ORONO, Maine -- Imagine if doctors could diagnose a disease, such as ovarian cancer, with a simple breath test.
Touradj Solouki is a chemistry professor at the University of Maine. It's in his lab where he and other scientists will spend most of the summer analyzing numbers and working to create a machine that can detect diseases in a human breath.
Solouki told News 8, "Currently we're targeting ovarian cancer, but it could be done for breast cancer, it could be done for other types of cancer."
Solouki and his team received a two-year, $500 million federal grant to make this a reality.They have created a machine that has the ability to break down a person's breath into molecules.
"We can get the masses with a very high accuracy," he said.
And by precise measurement and careful comparison, the researchers hope to be able to differentiate between a healthy person and someone facing an illness.
"A big part of our job here at UMaine is to develop the technology to do that. It is to enhance sensitivity. In other words, if there's not a whole lot of chemicals in there, we need to have the technology and instrumentation to do that," said Solouki.
The UMaine scientists have teamed up with a California foundation that has been testing a similar theory using dogs.
The specially-trained canines can detect lung and breast cancers by the smell of person's breath.
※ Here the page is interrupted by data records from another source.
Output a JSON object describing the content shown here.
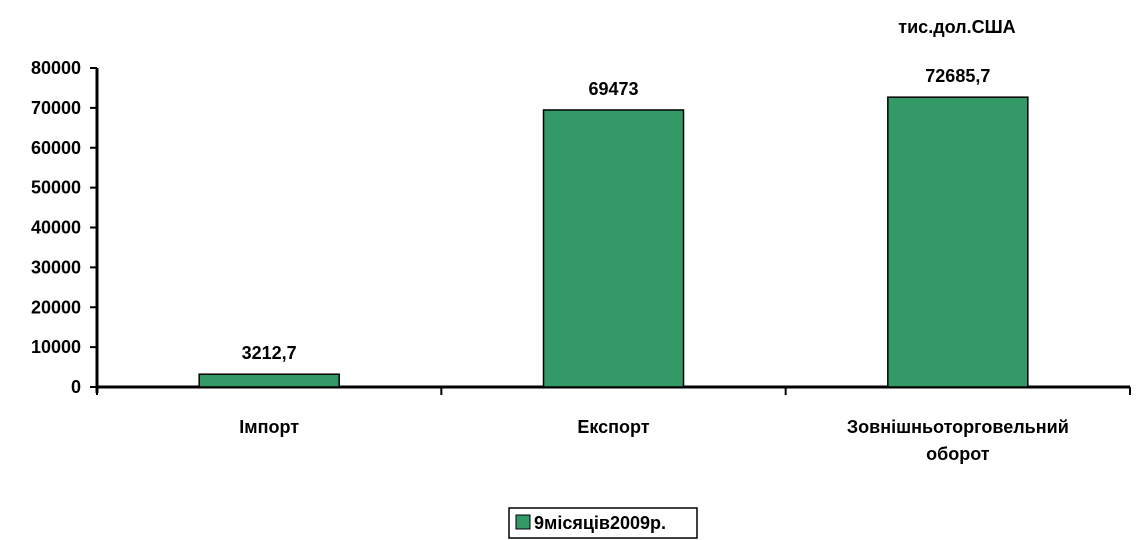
{
  "chart_data": {
    "type": "bar",
    "unit_label": "тис.дол.США",
    "categories": [
      [
        "Імпорт"
      ],
      [
        "Експорт"
      ],
      [
        "Зовнішньоторговельний",
        "оборот"
      ]
    ],
    "series": [
      {
        "name": "9місяців2009р.",
        "values": [
          3212.7,
          69473,
          72685.7
        ],
        "data_labels": [
          "3212,7",
          "69473",
          "72685,7"
        ],
        "color": "#339966"
      }
    ],
    "ylim": [
      0,
      80000
    ],
    "yticks": [
      0,
      10000,
      20000,
      30000,
      40000,
      50000,
      60000,
      70000,
      80000
    ],
    "grid": false,
    "legend_position": "bottom"
  }
}
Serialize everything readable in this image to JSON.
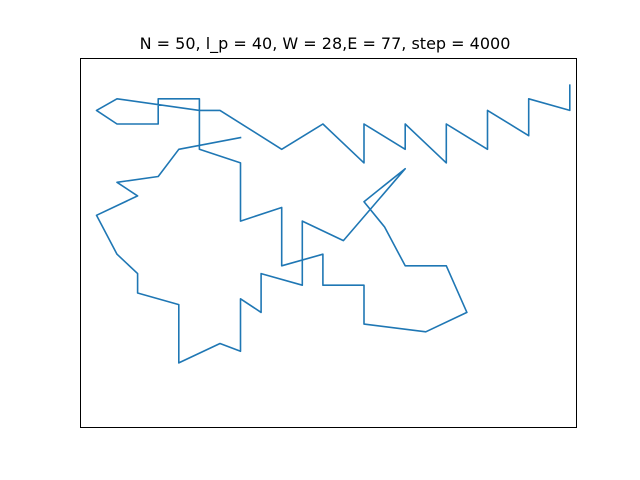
{
  "chart_data": {
    "type": "line",
    "title": "N = 50, l_p = 40, W = 28,E = 77, step = 4000",
    "xlabel": "",
    "ylabel": "",
    "xticks": false,
    "yticks": false,
    "grid": false,
    "line_color": "#1f77b4",
    "xlim": [
      -0.8,
      23.3
    ],
    "ylim": [
      -17.6,
      1.4
    ],
    "series": [
      {
        "x": [
          23,
          23,
          21,
          21,
          19,
          19,
          17,
          17,
          15,
          15,
          13,
          13,
          11,
          9,
          6,
          5,
          5,
          3,
          3,
          1,
          0,
          1,
          5,
          5,
          7,
          7,
          9,
          9,
          11,
          11,
          13,
          13,
          16,
          18,
          17,
          15,
          14,
          13,
          15,
          12,
          10,
          10,
          8,
          8,
          7,
          7,
          6,
          4,
          4,
          2,
          2,
          1,
          0,
          2,
          1,
          3,
          4,
          7
        ],
        "y": [
          0,
          -1.3,
          -0.7,
          -2.6,
          -1.3,
          -3.3,
          -2,
          -4,
          -2,
          -3.3,
          -2,
          -4,
          -2,
          -3.3,
          -1.3,
          -1.3,
          -0.7,
          -0.7,
          -2,
          -2,
          -1.3,
          -0.7,
          -1.3,
          -3.3,
          -4,
          -7,
          -6.3,
          -9.3,
          -8.7,
          -10.3,
          -10.3,
          -12.3,
          -12.7,
          -11.7,
          -9.3,
          -9.3,
          -7.3,
          -6,
          -4.3,
          -8,
          -7,
          -10.3,
          -9.7,
          -11.7,
          -11,
          -13.7,
          -13.3,
          -14.3,
          -11.3,
          -10.7,
          -9.7,
          -8.7,
          -6.7,
          -5.7,
          -5,
          -4.7,
          -3.3,
          -2.7
        ]
      }
    ]
  }
}
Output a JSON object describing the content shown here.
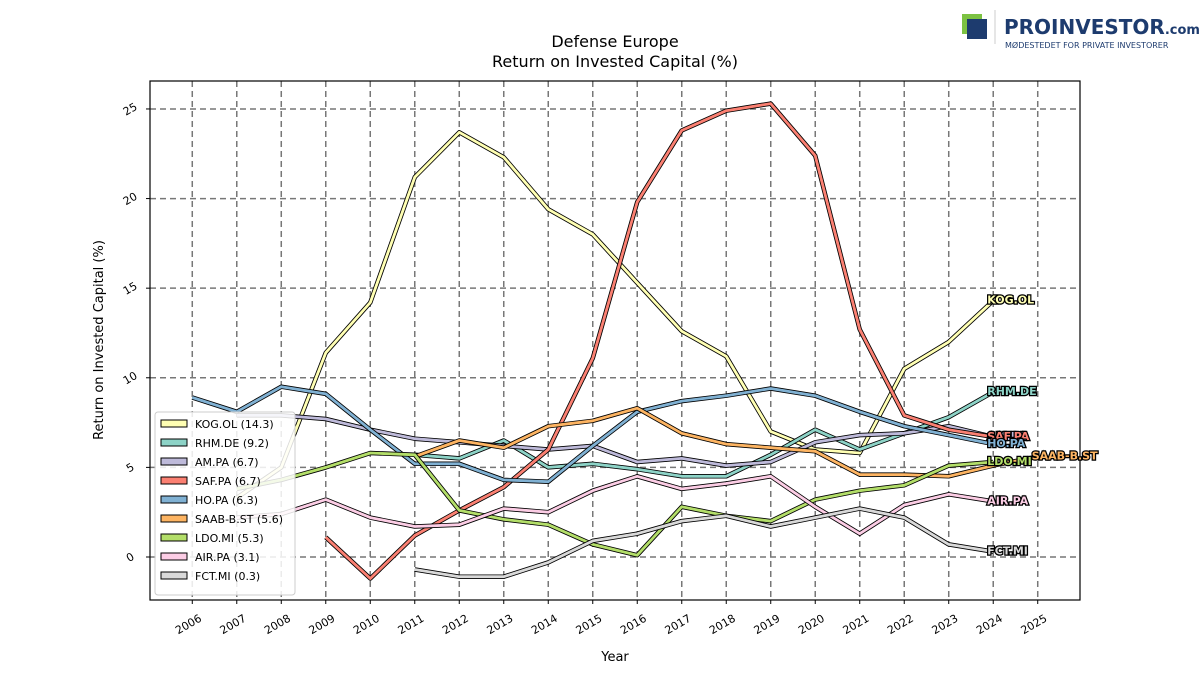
{
  "chart_data": {
    "type": "line",
    "title": "Defense Europe",
    "subtitle": "Return on Invested Capital (%)",
    "x_label": "Year",
    "y_label": "Return on Invested Capital (%)",
    "x": [
      2006,
      2007,
      2008,
      2009,
      2010,
      2011,
      2012,
      2013,
      2014,
      2015,
      2016,
      2017,
      2018,
      2019,
      2020,
      2021,
      2022,
      2023,
      2024,
      2025
    ],
    "xlim": [
      2005.05,
      2025.95
    ],
    "xticks": [
      2006,
      2007,
      2008,
      2009,
      2010,
      2011,
      2012,
      2013,
      2014,
      2015,
      2016,
      2017,
      2018,
      2019,
      2020,
      2021,
      2022,
      2023,
      2024,
      2025
    ],
    "ylim": [
      -2.4,
      26.56
    ],
    "yticks": [
      0,
      5,
      10,
      15,
      20,
      25
    ],
    "grid": true,
    "legend_position": "lower left",
    "series": [
      {
        "name": "KOG.OL",
        "legend_label": "KOG.OL (14.3)",
        "color": "#ffffb3",
        "values": [
          null,
          3.3,
          5.0,
          11.4,
          14.2,
          21.2,
          23.7,
          22.3,
          19.4,
          18.0,
          15.3,
          12.6,
          11.2,
          7.0,
          6.0,
          5.8,
          10.5,
          12.0,
          14.3,
          null
        ]
      },
      {
        "name": "RHM.DE",
        "legend_label": "RHM.DE (9.2)",
        "color": "#8dd3c7",
        "values": [
          null,
          null,
          null,
          null,
          null,
          5.7,
          5.5,
          6.5,
          5.0,
          5.2,
          4.9,
          4.5,
          4.5,
          5.7,
          7.1,
          6.0,
          6.9,
          7.8,
          9.2,
          null
        ]
      },
      {
        "name": "AM.PA",
        "legend_label": "AM.PA (6.7)",
        "color": "#bebada",
        "values": [
          null,
          7.9,
          7.9,
          7.7,
          7.1,
          6.6,
          6.4,
          6.2,
          6.0,
          6.2,
          5.3,
          5.5,
          5.1,
          5.3,
          6.4,
          6.8,
          6.9,
          7.3,
          6.7,
          null
        ]
      },
      {
        "name": "SAF.PA",
        "legend_label": "SAF.PA (6.7)",
        "color": "#fb8072",
        "values": [
          null,
          null,
          null,
          1.1,
          -1.2,
          1.2,
          2.6,
          3.9,
          6.0,
          11.1,
          19.8,
          23.8,
          24.9,
          25.3,
          22.4,
          12.7,
          7.9,
          7.1,
          6.7,
          null
        ]
      },
      {
        "name": "HO.PA",
        "legend_label": "HO.PA (6.3)",
        "color": "#80b1d3",
        "values": [
          8.9,
          8.1,
          9.5,
          9.1,
          7.1,
          5.2,
          5.2,
          4.3,
          4.2,
          6.2,
          8.1,
          8.7,
          9.0,
          9.4,
          9.0,
          8.1,
          7.3,
          6.8,
          6.3,
          null
        ]
      },
      {
        "name": "SAAB-B.ST",
        "legend_label": "SAAB-B.ST (5.6)",
        "color": "#fdb462",
        "values": [
          null,
          null,
          null,
          null,
          null,
          5.6,
          6.5,
          6.1,
          7.3,
          7.6,
          8.3,
          6.9,
          6.3,
          6.1,
          5.9,
          4.6,
          4.6,
          4.5,
          5.1,
          5.6
        ]
      },
      {
        "name": "LDO.MI",
        "legend_label": "LDO.MI (5.3)",
        "color": "#b3de69",
        "values": [
          null,
          3.8,
          4.3,
          5.0,
          5.8,
          5.7,
          2.6,
          2.1,
          1.8,
          0.7,
          0.1,
          2.8,
          2.3,
          2.0,
          3.2,
          3.7,
          4.0,
          5.1,
          5.3,
          null
        ]
      },
      {
        "name": "AIR.PA",
        "legend_label": "AIR.PA (3.1)",
        "color": "#fccde5",
        "values": [
          null,
          2.2,
          2.4,
          3.2,
          2.2,
          1.7,
          1.8,
          2.7,
          2.5,
          3.7,
          4.5,
          3.8,
          4.1,
          4.5,
          2.8,
          1.3,
          2.9,
          3.5,
          3.1,
          null
        ]
      },
      {
        "name": "FCT.MI",
        "legend_label": "FCT.MI (0.3)",
        "color": "#d9d9d9",
        "values": [
          null,
          null,
          null,
          null,
          null,
          -0.7,
          -1.1,
          -1.1,
          -0.3,
          0.9,
          1.3,
          2.0,
          2.3,
          1.7,
          2.2,
          2.7,
          2.2,
          0.7,
          0.3,
          null
        ]
      }
    ]
  },
  "branding": {
    "name": "PROINVESTOR",
    "suffix": ".com",
    "tagline": "MØDESTEDET FOR PRIVATE INVESTORER"
  }
}
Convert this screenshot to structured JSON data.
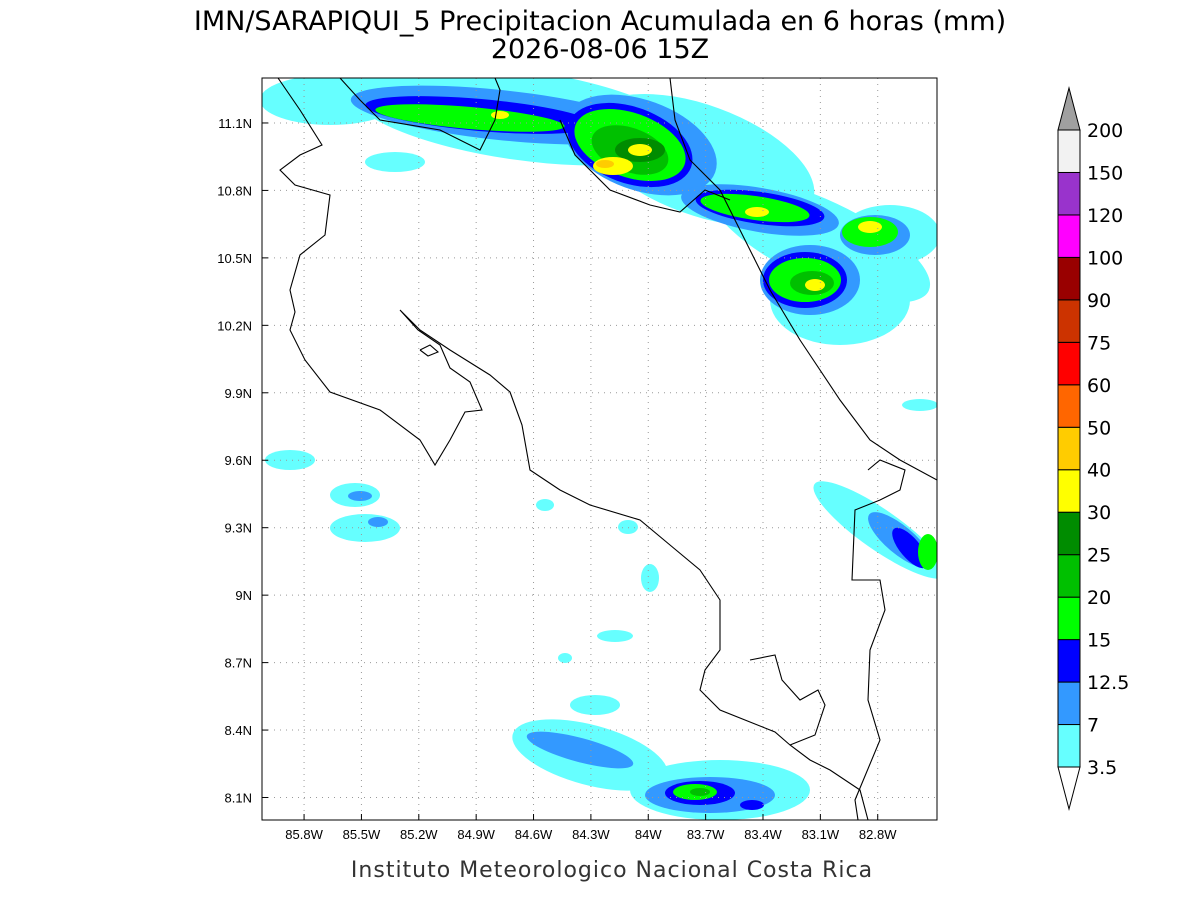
{
  "map": {
    "title": "IMN/SARAPIQUI_5 Precipitacion Acumulada en 6 horas (mm)",
    "subtitle": "2026-08-06 15Z",
    "xlim": [
      -86.02,
      -82.49
    ],
    "ylim": [
      8.0,
      11.3
    ],
    "xticks": [
      {
        "value": -85.8,
        "label": "85.8W"
      },
      {
        "value": -85.5,
        "label": "85.5W"
      },
      {
        "value": -85.2,
        "label": "85.2W"
      },
      {
        "value": -84.9,
        "label": "84.9W"
      },
      {
        "value": -84.6,
        "label": "84.6W"
      },
      {
        "value": -84.3,
        "label": "84.3W"
      },
      {
        "value": -84.0,
        "label": "84W"
      },
      {
        "value": -83.7,
        "label": "83.7W"
      },
      {
        "value": -83.4,
        "label": "83.4W"
      },
      {
        "value": -83.1,
        "label": "83.1W"
      },
      {
        "value": -82.8,
        "label": "82.8W"
      }
    ],
    "yticks": [
      {
        "value": 8.1,
        "label": "8.1N"
      },
      {
        "value": 8.4,
        "label": "8.4N"
      },
      {
        "value": 8.7,
        "label": "8.7N"
      },
      {
        "value": 9.0,
        "label": "9N"
      },
      {
        "value": 9.3,
        "label": "9.3N"
      },
      {
        "value": 9.6,
        "label": "9.6N"
      },
      {
        "value": 9.9,
        "label": "9.9N"
      },
      {
        "value": 10.2,
        "label": "10.2N"
      },
      {
        "value": 10.5,
        "label": "10.5N"
      },
      {
        "value": 10.8,
        "label": "10.8N"
      },
      {
        "value": 11.1,
        "label": "11.1N"
      }
    ],
    "grid": true,
    "colorbar": {
      "levels": [
        3.5,
        7,
        12.5,
        15,
        20,
        25,
        30,
        40,
        50,
        60,
        75,
        90,
        100,
        120,
        150,
        200
      ],
      "colors": [
        "#ffffff",
        "#66ffff",
        "#3399ff",
        "#0000ff",
        "#00ff00",
        "#00c000",
        "#008c00",
        "#ffff00",
        "#ffcc00",
        "#ff6600",
        "#ff0000",
        "#cc3300",
        "#990000",
        "#ff00ff",
        "#9933cc",
        "#f2f2f2",
        "#a0a0a0"
      ]
    },
    "footer": "Instituto Meteorologico Nacional Costa Rica"
  }
}
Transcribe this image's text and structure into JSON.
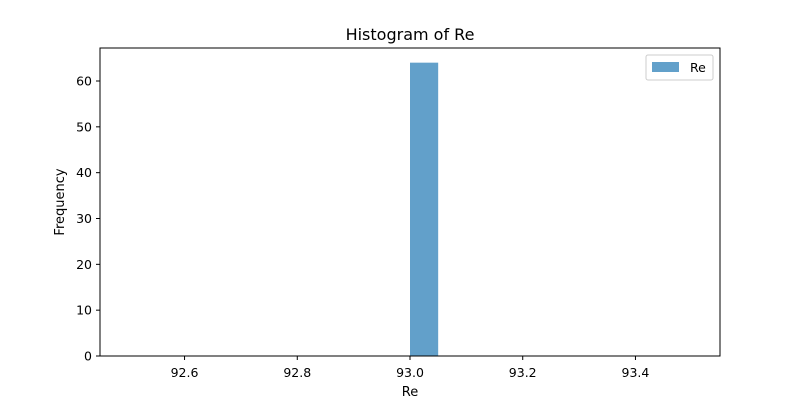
{
  "chart_data": {
    "type": "bar",
    "title": "Histogram of Re",
    "xlabel": "Re",
    "ylabel": "Frequency",
    "xlim": [
      92.45,
      93.55
    ],
    "ylim": [
      0,
      67.2
    ],
    "xticks": [
      92.6,
      92.8,
      93.0,
      93.2,
      93.4
    ],
    "xtick_labels": [
      "92.6",
      "92.8",
      "93.0",
      "93.2",
      "93.4"
    ],
    "yticks": [
      0,
      10,
      20,
      30,
      40,
      50,
      60
    ],
    "ytick_labels": [
      "0",
      "10",
      "20",
      "30",
      "40",
      "50",
      "60"
    ],
    "grid": false,
    "legend": {
      "placement": "top-right",
      "entries": [
        "Re"
      ]
    },
    "series": [
      {
        "name": "Re",
        "color": "#1f77b4",
        "opacity": 0.7,
        "bins": [
          {
            "x0": 93.0,
            "x1": 93.05,
            "value": 64
          }
        ]
      }
    ]
  }
}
That's something Solouki said he and his team are trying to re-create.
"These animals are able to detect some pretty complex mixtures and realize there is a difference, so we're also trying to do the same thing, except do it much more controlled and also be able to see what exactly these molecules are," he said.
And while the current machine runs the length of the lab, the goal is to create something much smaller, more convenient and, ultimately, more cost efficient.
"You would develop a smaller sensor, something that's not so expensive, because right now we have to look at everything. That's why it's so expensive. But if we were to develop a sensor that just looked at compound A, B, C. Then that would be a lot less expensive," Solouki said.
But he said he hopes his continuous research will pique the interest of other investors who will provide more funding along the way.